Türkiye içinde de yurt dışında olduğu kadar tanınır olmak istiyorsunuz. Bu bağlamda Ankara dışında başka bir şube açmayı düşünüyor musunuz?
İtalya'dan, New York'tan, Paris'ten arayıp, "levhanızı asalım, bağlantı ofisiniz olalım" diyenler var ama ben mevzuların içini doldurmayı seviyorum. Oraya levhamı asıp içini dolduramazsam bu bende çok büyük rahatsızlık yaratır. Tabii ki hedeflerimiz arasında bu da var, ama şirketlerde ilk beş yıl çok kritiktir.
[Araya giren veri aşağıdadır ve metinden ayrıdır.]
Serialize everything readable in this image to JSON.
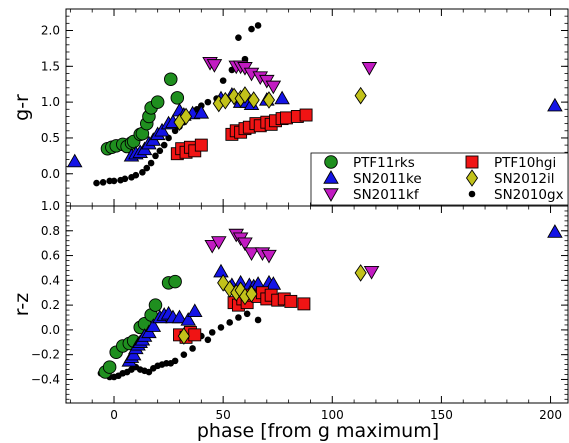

Biz beşinci yılımızı başarıyla devirdik.
Türkiye'nin şartları belli; tasarım hizmetini insanlara anlatmak ve bunu sürdürülebilir kılmak için inanılmaz bir çaba veriliyor. Öte yandan Designnobis oluşumu, bu eğitimi alan genç insanlar için çok önemli bir imge haline geldi; buranın başarısı onları motive edecek, başarısızlığı ise demoralize edecek. Hakikaten zor anlar, zor süreçler yaşanıyor. Yurt dışı bilinirliğimiz hala yurt içi bilinirliğimizden çok daha fazla. Tabii bunun ardında çok değişik etkenler var.
Bu konuda kendinizde ne gibi eksiklikler görüyorsunuz?
Tanıtımımız bir hayli eksik. Bünyemizde, profesyonel olarak bu işle uğraşan arkadaşımız yok. Buradaki çalışanlar mimar, tasarımcı, grafiker ya da heykeltıraş. Tanıtım tabii ki çok önemli. Bu başarı hikayelerinin sanayiye mutlaka götürülmesi lazım. Müthiş enerjimi alsa da son iki yılda yurt içi ve yurt dışında yaklaşık 130 üzerinde konferans gerçekleştirdik. Tasarım nedir, inovasyon nedir, inovasyon kalkınmakta olan bir ülke için neden önemlidir, katma değer yaratan ürün nedir, bunun hukuki güvenirliği ve uluslararası rekabet düzeyindeki zorunlulukları nelerdir, dilimiz döndüğü kadar bunları anlatıyorum. Şimdi o konferanslardan geri dönüşler almaya başladığımız dönemleri yaşıyoruz. Dolayısıyla artık doğrudan tanıtım yaptığımızı söyleyebilirim. Türkiye'de konferans ve toplantılara gelen insan profili iki çeşittir; ya çok meraklısı gelir konferansa ya da vakti çok olup şöyle bir bakmak isteyen.
Bu sene Akdeniz Üniversitesi tarafından üç kez davet edildim. Önce Kalite Sempozyumu'na çağrıldım, son olarak ise bir günlük bir sertifika programına katıldım. Sonuçta, üç konferans boyunca beni izleyen bir bey bize geldi ve bir peynir firmasına çok kreatif bir ambalaj yaptık. Gördüğünüz gibi, güven kolay oluşmuyor.
Dünyanın en bilinen ilk 100 firmasından bazıları ile de görüşmelerimiz oldu. Ama tabii yurt dışından daha geç geri dönüş alınıyor.
Yurt dışı bağlantılarınız nasıl oluştu? Ödüller üzerinden mi yoksa yine konferanslar aracılığıyla mı?
Ben her ne kadar Designnobis'in ve ürünlerin bilinir olmasını istesem de, Türkiye'de bu iş hala kişiler üzerinden pazarlanmaya çalışılıyor. Bizim bu konuda da bir mücadelemiz var. Herkes beni görmek istiyor, bense onları markayla muhatap etmeye çalışıyorum. Bu da zor bir süreç; oturmamış, kuralları ve fiyat politikası olmayan bir pazarın içindeyiz.